La fête a battu son plein jusqu’au petit matin. À Lens, des milliers de supporters ont chaleureusement accueilli les joueurs du RC Lens, victorieusement couronnés à l’issue d’une saison exceptionnelle, marquée par la première Coupe de France remportée dans l’histoire du club.
Il est aux alentours de 04h10 lorsque Joseph Oughourlian, propriétaire du club, fait son entrée sur la pelouse du stade Bollaert, la coupe argentée à la main, après la victoire 3-1 contre Nice au Stade de France, près de Paris.
Entre les nuages de fumée et les feux d’artifice, les joueurs se dirigent vers la tribune Marek, où se regroupent les ultras les plus passionnés, offrant aux chanceux l’opportunité de toucher du doigt ce précieux trophée.
Le tour d’honneur, riche en émotions, s’étire sur près de trente minutes, enflammant les cœurs des supporters encore présents. Des environ 38 000 spectateurs qui avaient assisté à la finale sur écran géant, quelques milliers de fervents supporters font encore face aux rituels de la célébration.
« Nous voulons voir les gars avec la Coupe, ça fait 120 ans qu’on attend ça depuis la création du club », s’enthousiasme Bruno, 58 ans, un Nordiste déterminé à braver la fraîcheur nocturne.
- "Coupe du peuple" -
« C’est un réel plaisir d’apporter un peu de joie aux gens. Dans une région qui souffre, ces moments sont inestimables », confie Pierre Sage, l’entraîneur lensois.

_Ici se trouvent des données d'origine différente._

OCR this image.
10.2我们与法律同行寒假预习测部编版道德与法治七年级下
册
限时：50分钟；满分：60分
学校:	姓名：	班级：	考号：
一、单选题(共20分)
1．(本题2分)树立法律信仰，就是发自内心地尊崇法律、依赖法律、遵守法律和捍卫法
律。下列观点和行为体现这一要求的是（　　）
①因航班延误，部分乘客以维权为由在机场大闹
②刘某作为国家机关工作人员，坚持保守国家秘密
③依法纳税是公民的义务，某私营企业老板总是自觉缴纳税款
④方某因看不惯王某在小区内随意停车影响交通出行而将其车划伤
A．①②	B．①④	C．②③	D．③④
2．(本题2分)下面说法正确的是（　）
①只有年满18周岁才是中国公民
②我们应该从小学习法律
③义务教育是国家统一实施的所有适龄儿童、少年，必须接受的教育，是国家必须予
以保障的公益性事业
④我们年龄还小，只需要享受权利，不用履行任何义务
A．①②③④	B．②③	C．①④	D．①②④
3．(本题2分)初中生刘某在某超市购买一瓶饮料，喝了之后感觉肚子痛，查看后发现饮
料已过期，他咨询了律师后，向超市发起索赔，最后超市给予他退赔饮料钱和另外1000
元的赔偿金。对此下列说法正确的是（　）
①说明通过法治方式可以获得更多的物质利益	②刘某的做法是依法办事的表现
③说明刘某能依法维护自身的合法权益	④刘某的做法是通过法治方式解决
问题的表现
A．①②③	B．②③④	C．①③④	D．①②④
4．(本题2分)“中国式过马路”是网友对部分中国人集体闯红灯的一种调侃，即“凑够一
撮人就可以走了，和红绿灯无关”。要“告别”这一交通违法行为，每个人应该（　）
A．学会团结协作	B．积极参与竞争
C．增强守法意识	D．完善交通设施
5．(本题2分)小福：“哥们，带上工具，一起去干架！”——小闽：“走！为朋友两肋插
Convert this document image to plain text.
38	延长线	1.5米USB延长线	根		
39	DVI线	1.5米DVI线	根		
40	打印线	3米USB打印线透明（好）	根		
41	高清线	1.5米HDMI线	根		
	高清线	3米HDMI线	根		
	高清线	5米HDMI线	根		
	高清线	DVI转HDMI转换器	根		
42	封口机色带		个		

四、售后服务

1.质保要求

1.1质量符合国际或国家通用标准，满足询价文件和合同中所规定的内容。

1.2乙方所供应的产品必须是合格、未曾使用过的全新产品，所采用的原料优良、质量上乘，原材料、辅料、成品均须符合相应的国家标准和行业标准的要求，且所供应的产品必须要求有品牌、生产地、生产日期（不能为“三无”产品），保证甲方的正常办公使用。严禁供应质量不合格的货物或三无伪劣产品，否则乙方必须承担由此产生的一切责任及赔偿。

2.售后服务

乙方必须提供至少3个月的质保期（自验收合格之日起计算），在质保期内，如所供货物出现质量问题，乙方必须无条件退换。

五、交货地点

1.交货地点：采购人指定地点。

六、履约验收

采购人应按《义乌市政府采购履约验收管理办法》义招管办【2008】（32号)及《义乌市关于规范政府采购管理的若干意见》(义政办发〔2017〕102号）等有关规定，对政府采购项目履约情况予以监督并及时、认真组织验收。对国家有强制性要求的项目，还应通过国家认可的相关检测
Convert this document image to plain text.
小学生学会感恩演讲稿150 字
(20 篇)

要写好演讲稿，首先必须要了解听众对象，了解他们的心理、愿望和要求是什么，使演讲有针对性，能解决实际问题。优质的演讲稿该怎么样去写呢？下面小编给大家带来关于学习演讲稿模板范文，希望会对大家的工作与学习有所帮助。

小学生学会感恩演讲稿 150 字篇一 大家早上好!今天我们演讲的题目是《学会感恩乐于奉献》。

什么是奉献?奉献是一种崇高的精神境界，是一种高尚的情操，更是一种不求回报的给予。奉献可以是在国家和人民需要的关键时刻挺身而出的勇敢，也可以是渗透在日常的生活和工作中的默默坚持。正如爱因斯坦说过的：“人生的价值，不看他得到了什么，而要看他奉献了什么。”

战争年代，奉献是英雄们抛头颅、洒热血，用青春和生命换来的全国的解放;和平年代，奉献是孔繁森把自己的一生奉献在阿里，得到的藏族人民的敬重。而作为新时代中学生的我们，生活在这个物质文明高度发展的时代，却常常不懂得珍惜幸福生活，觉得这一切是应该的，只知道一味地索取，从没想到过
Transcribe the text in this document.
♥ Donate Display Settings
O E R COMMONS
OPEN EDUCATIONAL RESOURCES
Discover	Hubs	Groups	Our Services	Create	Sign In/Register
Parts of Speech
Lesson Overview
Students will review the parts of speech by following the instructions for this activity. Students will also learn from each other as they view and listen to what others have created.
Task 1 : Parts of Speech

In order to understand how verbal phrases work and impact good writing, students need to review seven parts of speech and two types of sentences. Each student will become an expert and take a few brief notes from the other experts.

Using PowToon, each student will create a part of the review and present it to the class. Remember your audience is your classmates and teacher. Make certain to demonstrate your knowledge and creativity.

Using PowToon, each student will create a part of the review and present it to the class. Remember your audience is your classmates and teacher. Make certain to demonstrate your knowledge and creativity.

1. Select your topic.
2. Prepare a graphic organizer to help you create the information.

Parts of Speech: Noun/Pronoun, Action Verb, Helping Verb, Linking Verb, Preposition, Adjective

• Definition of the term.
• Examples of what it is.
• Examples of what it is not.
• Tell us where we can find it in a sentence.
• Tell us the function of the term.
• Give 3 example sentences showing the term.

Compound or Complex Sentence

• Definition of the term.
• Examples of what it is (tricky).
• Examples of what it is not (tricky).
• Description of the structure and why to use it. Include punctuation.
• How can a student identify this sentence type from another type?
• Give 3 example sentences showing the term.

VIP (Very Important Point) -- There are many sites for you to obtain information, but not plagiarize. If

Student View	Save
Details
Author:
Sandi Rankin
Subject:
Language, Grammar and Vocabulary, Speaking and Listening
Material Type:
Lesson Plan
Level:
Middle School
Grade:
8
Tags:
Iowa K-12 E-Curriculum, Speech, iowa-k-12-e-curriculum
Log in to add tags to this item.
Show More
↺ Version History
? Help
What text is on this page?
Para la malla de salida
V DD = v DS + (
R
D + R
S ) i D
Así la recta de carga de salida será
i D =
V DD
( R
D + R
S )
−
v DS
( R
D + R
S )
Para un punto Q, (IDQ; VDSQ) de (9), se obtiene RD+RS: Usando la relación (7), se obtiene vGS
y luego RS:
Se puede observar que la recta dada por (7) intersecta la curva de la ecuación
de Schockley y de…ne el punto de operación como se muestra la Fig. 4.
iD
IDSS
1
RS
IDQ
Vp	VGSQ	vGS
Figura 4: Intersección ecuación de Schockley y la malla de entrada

« Les supporters le méritaient vraiment. Ils nous ont toujours soutenus, et cette victoire, c’est aussi la leur », affirme Wesley Saïd, l’attaquant, encore ému après une nuit de chants et d’applaudissements.
« Nous avons désigné cette coupe comme la coupe du peuple, et le peuple lensois est véritablement spécial », ajoute le défenseur Malang Sarr, accentuant la notion de délivrance que représente ce trophée pour le club et ses supporters.
Florian Thauvin, qui a ouvert le score lors de la finale, a souhaité « rendre la confiance » que les fans lui ont accordée dès son arrivée au club l’été dernier, à Lille-Lesquin, où il avait reçu un accueil chaleureux.
Comme lors de chaque rencontre à domicile cette saison, le stade, pouvant accueillir plus de 38 000 personnes, était plein à craquer vendredi soir, bien que les spectateurs n’aient pas eu la présence des joueurs, mais plutôt celle de six écrans géants installés pour l’occasion.
À l’issue du match, la ville de Lens a été envahie par des milliers de supporters, qui ont pris d’assaut les bars et restaurants, illuminant les rues de feux d’artifice et célébrant leur victoire avec enthousiasme.
- Parade prévue samedi -
« Je ne pouvais pas imaginer vivre cette finale ailleurs qu’ici », explique Julien Manys, 46 ans, encore sous le coup de l’émotion de la soirée. Peu avant l’aube, lui ainsi que sa famille ont pris la route depuis le Jura, espérant que les festivités se poursuivent tout le week-end.
Yassin, un habitant de Sallaumines, devenu un fervent ch’ti après avoir migré du département de Seine-Saint-Denis, commente : « L’ambiance était incroyable, c’était comme si les joueurs étaient encore là. »
« Cette saison est inoubliable, elle est désormais exceptionnelle », se réjouit Sylvain Robert, le maire de Lens, revenant du Stade de France.
À Nice, l’atmosphère est tout autre. Alors que le club se bat pour éviter la relégation, une fan zone a rassemblé 7 600 supporters, mais l’ambiance s’est rapidement évaporée après le coup de sifflet final.
À Lens, la célébration devrait se poursuivre samedi avec une parade des joueurs dans un bus à impériale, s’étendant des abords du stade Bollaert jusqu’à l’hôtel de ville.